A public statement may be heartwarming, but it lets companies pull the curtain on their own hypocrisy. Like a black square on Instagram, the performance can be a substitute for meaningful action. Some of the companies who have released statements have produced primarily white writers at their theaters. They’ve contributed to an erasure of Black and POC voices. They’ve fostered negative work environments for Black artists and hostile viewing experiences for Black audiences. And they punish those who speak up. “I may never make it to Broadway for speaking out against the horrific treatment that I received, and all of the Amy Coopers will be fine,” said Matthews in his video. It echoes what Star Wars actor John Boyega said during a protest in London on June 3: “Look I don’t know if I’m going to have a career after this but, f**k that.” By blacklisting artists who dare to speak up, these so-called liberal institutions contribute to the systemic racism that they disavow.

As COVID-19 has shut down the entertainment industry, we are left with two options: we can either build back better than before or we can continue the status quo, where artists of color are forced to swallow their discomfort for the sake of the white people around them. Theaters and producers who have put out these Black Lives Matter statements need to take this time to listen to the voices of Black artists around them and on social media, who all have important suggestions for change. Director/actor Schele Williams posted a poetic, detailed statement on Facebook with the following suggestion:

Broadway is white.
And white is not bad
But White is not Black

If you mean the words in your statements
Show us your values
Live up to your mission statements
Give us space to breathe and speak without fear of reprisal.
Look around the room and if you only see yourself replicated – CHANGE IT.

Schele Williams

When people are risking their lives to march on the street, a social media statement is not enough. Now is the time to act. Now is the time to look not just outward, and inward. The calls are coming from inside the house.

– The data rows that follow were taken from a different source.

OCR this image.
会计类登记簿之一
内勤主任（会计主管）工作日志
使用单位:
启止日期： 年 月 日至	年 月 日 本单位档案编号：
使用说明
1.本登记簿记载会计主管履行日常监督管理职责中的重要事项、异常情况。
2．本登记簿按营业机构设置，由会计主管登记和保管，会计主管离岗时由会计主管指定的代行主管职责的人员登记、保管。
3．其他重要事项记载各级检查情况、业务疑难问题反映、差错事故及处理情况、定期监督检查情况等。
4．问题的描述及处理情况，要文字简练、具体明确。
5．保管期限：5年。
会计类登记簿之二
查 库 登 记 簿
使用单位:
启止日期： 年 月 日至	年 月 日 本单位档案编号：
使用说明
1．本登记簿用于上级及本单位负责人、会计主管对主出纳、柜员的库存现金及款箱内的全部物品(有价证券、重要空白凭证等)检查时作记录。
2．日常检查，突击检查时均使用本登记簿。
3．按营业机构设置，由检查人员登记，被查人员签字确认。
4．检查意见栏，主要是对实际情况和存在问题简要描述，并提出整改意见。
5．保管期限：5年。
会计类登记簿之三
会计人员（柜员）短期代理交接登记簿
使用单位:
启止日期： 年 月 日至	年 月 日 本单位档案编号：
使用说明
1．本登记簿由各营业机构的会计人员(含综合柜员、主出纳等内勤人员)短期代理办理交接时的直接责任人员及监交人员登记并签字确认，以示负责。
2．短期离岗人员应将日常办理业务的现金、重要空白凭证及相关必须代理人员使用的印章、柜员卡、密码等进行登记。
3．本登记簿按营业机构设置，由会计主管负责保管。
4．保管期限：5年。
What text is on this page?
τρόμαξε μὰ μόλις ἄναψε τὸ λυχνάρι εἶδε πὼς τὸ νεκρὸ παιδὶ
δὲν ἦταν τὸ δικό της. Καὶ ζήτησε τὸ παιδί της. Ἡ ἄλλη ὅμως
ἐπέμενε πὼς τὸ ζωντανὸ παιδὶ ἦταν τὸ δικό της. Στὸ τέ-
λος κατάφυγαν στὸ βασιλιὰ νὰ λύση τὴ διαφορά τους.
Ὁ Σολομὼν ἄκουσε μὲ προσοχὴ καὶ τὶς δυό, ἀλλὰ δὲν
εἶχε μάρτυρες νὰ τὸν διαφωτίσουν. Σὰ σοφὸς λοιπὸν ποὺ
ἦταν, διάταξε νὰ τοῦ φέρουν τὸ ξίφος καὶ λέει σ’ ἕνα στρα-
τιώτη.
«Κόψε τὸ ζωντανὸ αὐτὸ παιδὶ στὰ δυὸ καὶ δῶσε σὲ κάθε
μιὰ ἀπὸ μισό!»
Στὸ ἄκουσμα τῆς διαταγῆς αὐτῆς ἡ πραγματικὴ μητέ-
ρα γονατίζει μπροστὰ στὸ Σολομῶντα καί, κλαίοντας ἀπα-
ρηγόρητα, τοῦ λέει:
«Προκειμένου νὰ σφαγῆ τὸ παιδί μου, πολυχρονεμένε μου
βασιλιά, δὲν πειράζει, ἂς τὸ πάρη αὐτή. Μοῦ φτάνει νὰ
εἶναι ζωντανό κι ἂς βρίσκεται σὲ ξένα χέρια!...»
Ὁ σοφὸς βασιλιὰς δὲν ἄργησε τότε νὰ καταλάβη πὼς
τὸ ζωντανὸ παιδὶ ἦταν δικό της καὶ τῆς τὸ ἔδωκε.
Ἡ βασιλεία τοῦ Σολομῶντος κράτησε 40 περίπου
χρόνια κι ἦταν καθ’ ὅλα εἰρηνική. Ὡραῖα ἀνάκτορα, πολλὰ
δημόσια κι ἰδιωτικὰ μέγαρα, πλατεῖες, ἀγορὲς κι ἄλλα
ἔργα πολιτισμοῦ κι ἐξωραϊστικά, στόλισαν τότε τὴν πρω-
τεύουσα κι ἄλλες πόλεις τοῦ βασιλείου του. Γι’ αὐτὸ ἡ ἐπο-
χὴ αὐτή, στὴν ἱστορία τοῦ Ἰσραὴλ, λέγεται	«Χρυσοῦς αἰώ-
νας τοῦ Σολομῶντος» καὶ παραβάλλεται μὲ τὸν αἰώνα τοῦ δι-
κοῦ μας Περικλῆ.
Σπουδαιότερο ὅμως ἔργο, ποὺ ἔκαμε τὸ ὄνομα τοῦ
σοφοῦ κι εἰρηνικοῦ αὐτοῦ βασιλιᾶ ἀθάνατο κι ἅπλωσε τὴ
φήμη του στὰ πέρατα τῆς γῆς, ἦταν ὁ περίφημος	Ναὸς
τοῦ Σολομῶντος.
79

What do theater companies and producers commit to doing to make sure what happened to Griffin Matthews and countless Black artists does not happen again? Will these companies cater to Black audiences as faithfully as they do white ones? Will they make their work accessible and affordable to the Black community? Will they make sure to spotlight Black voices regularly, and not just once a year and as side characters? Will they help support the Black-led business and theaters in their communities? If their Black artists get criticized by the New York Times, will they stand by their artists? Will they prioritize fair wages so that Black artists can afford to be artists? Will they defend their socio political stances to angry subscribers who just want them to “shut up and sing”? 

To our Black friends and readers: we stand with you and we are sorry for not having done enough, and commit to continue to advocate for justice and anti-racism.

To our non-Black readers: Right now, if you’re feeling comfortable, it means you’re not doing enough. Your discomfort is overdue. Sit with it. Let the discomfort propel you to act and fight for a better world for everyone.